William Young, dean of NIU’s College of Continuing Education, said although NIU and U of I “can work very well together” in establishing the center, NIU seeks more involvement in the project than it now holds.

“I don’t think NIU would entirely support U of I as the lead institution (in operating the center),” he said. It is not yet clear “which would be the lead institution” in developing the center, he said.

Young supports teamwork between NIU and U of I in shaping the graduate study center. “U of I has tried to become the university in the lead. … There should be co-leadership. U of I has to work with us,” he said.

Robert Bender, U of I associate vice president for academic affairs, said U of I is “providing leadership” for the project and is working with NIU and the three other schools. The Illinois General Assembly recently allocated $13 million in state funds to the U of I for two studies on the educational needs of DuPage and Kane counties, he said.

An article in Monday’s Chicago Tribune states the Illinois Board of Higher Education encourages Illinois’ higher education institutions to form a “multi-university” in DuPage County, instead of vying for a key position in the education market of Chicago’s far western suburbs. The “high-tech” corridor, symbolized by Interstate 88 stretching from west of Aurora through DuPage County, is a “volatile area” in terms of education, Young said.

LaTourette called the center a “measured response” to the education needs of DuPage County. “It is a reasonable approach to the need there without causing all of us (universities) financial strain,” he said.

Bender said a “multi-university” would provide a “single focus for research opportunities” and would be more beneficial than several schools competing for students in DuPage County.

DuPage County includes four schools with strong ties to NIU: Illinois Benedictine College, North Central College, Elmhurst College and Aurora University, Young said. DuPage County was the home of between one-fourth and one-third of the 8,102 students enrolled in off-campus classes in the 1988-89 summer, fall and spring semesters, he said.

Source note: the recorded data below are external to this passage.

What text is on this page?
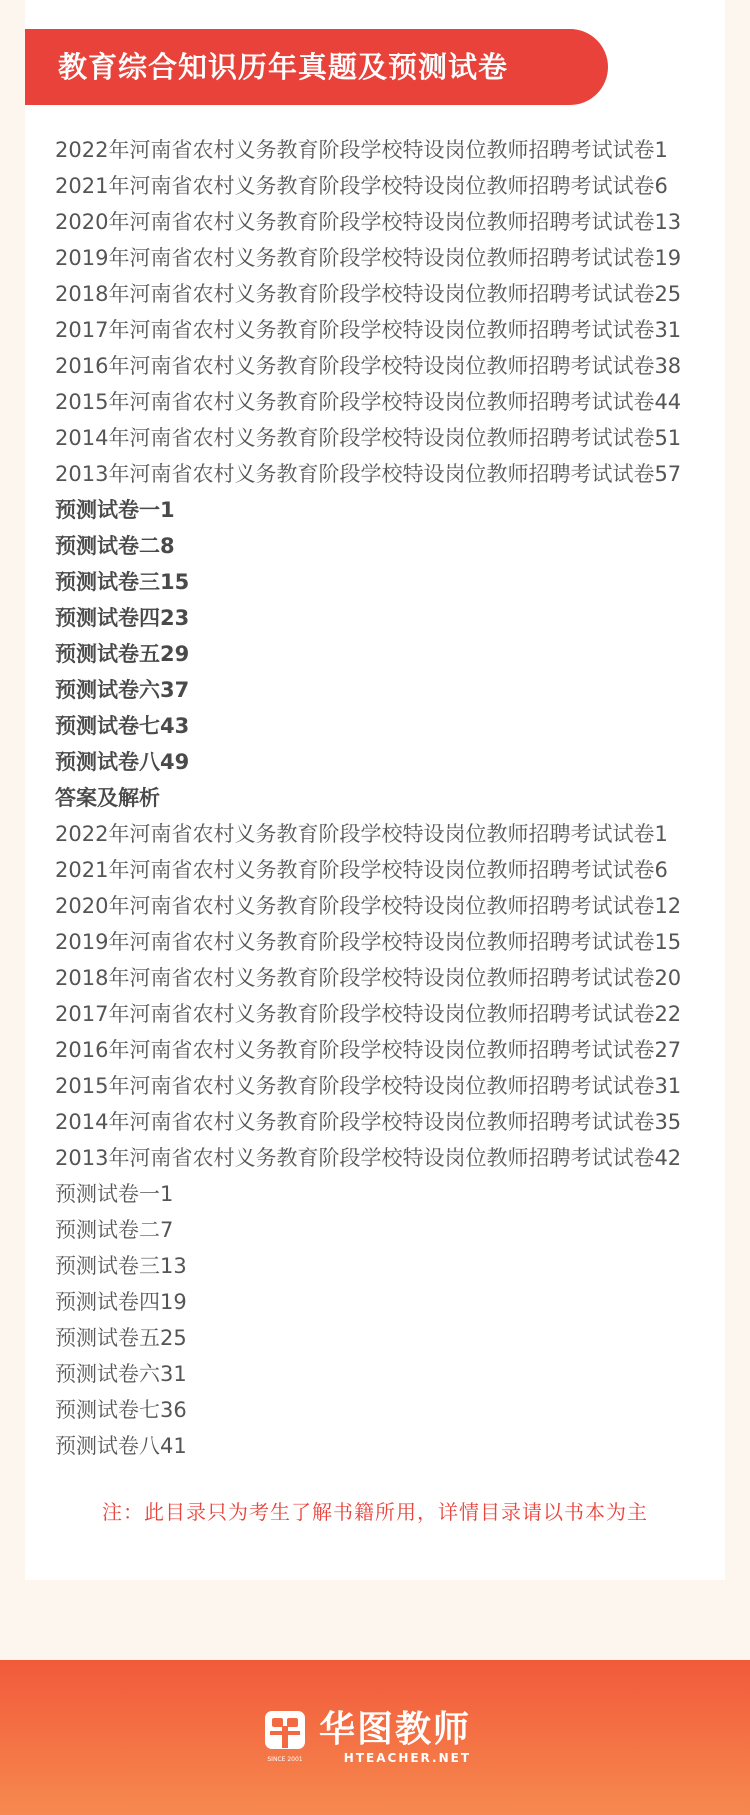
教育综合知识历年真题及预测试卷
2022年河南省农村义务教育阶段学校特设岗位教师招聘考试试卷1
2021年河南省农村义务教育阶段学校特设岗位教师招聘考试试卷6
2020年河南省农村义务教育阶段学校特设岗位教师招聘考试试卷13
2019年河南省农村义务教育阶段学校特设岗位教师招聘考试试卷19
2018年河南省农村义务教育阶段学校特设岗位教师招聘考试试卷25
2017年河南省农村义务教育阶段学校特设岗位教师招聘考试试卷31
2016年河南省农村义务教育阶段学校特设岗位教师招聘考试试卷38
2015年河南省农村义务教育阶段学校特设岗位教师招聘考试试卷44
2014年河南省农村义务教育阶段学校特设岗位教师招聘考试试卷51
2013年河南省农村义务教育阶段学校特设岗位教师招聘考试试卷57
预测试卷一1
预测试卷二8
预测试卷三15
预测试卷四23
预测试卷五29
预测试卷六37
预测试卷七43
预测试卷八49
答案及解析
2022年河南省农村义务教育阶段学校特设岗位教师招聘考试试卷1
2021年河南省农村义务教育阶段学校特设岗位教师招聘考试试卷6
2020年河南省农村义务教育阶段学校特设岗位教师招聘考试试卷12
2019年河南省农村义务教育阶段学校特设岗位教师招聘考试试卷15
2018年河南省农村义务教育阶段学校特设岗位教师招聘考试试卷20
2017年河南省农村义务教育阶段学校特设岗位教师招聘考试试卷22
2016年河南省农村义务教育阶段学校特设岗位教师招聘考试试卷27
2015年河南省农村义务教育阶段学校特设岗位教师招聘考试试卷31
2014年河南省农村义务教育阶段学校特设岗位教师招聘考试试卷35
2013年河南省农村义务教育阶段学校特设岗位教师招聘考试试卷42
预测试卷一1
预测试卷二7
预测试卷三13
预测试卷四19
预测试卷五25
预测试卷六31
预测试卷七36
预测试卷八41
注：此目录只为考生了解书籍所用，详情目录请以书本为主
SINCE 2001
华图教师
HTEACHER.NET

LaTourette, who has just returned from a meeting of the Illinois Board of Higher Education, said the board had called representatives of the five universities together to discuss the center. “Each (school) will review and react to research themes this month and also will put together programs and courses now offered” to establish the center’s curriculum, he said.

The center’s advanced science institute will focus on “research and advanced doctoral work” through partnerships between various universities and DuPage County companies, according to an article in Monday’s Chicago Tribune.

Several degrees will be offered in educational fields such as early childhood, elementary, secondary, adult and continuing education, Young said.

A master’s degree in business administration also will be offered, as well as baccalaureate degrees in undergraduate nursing and general studies. Art courses and classes aimed toward a master’s degree in public information also are slated, Young said.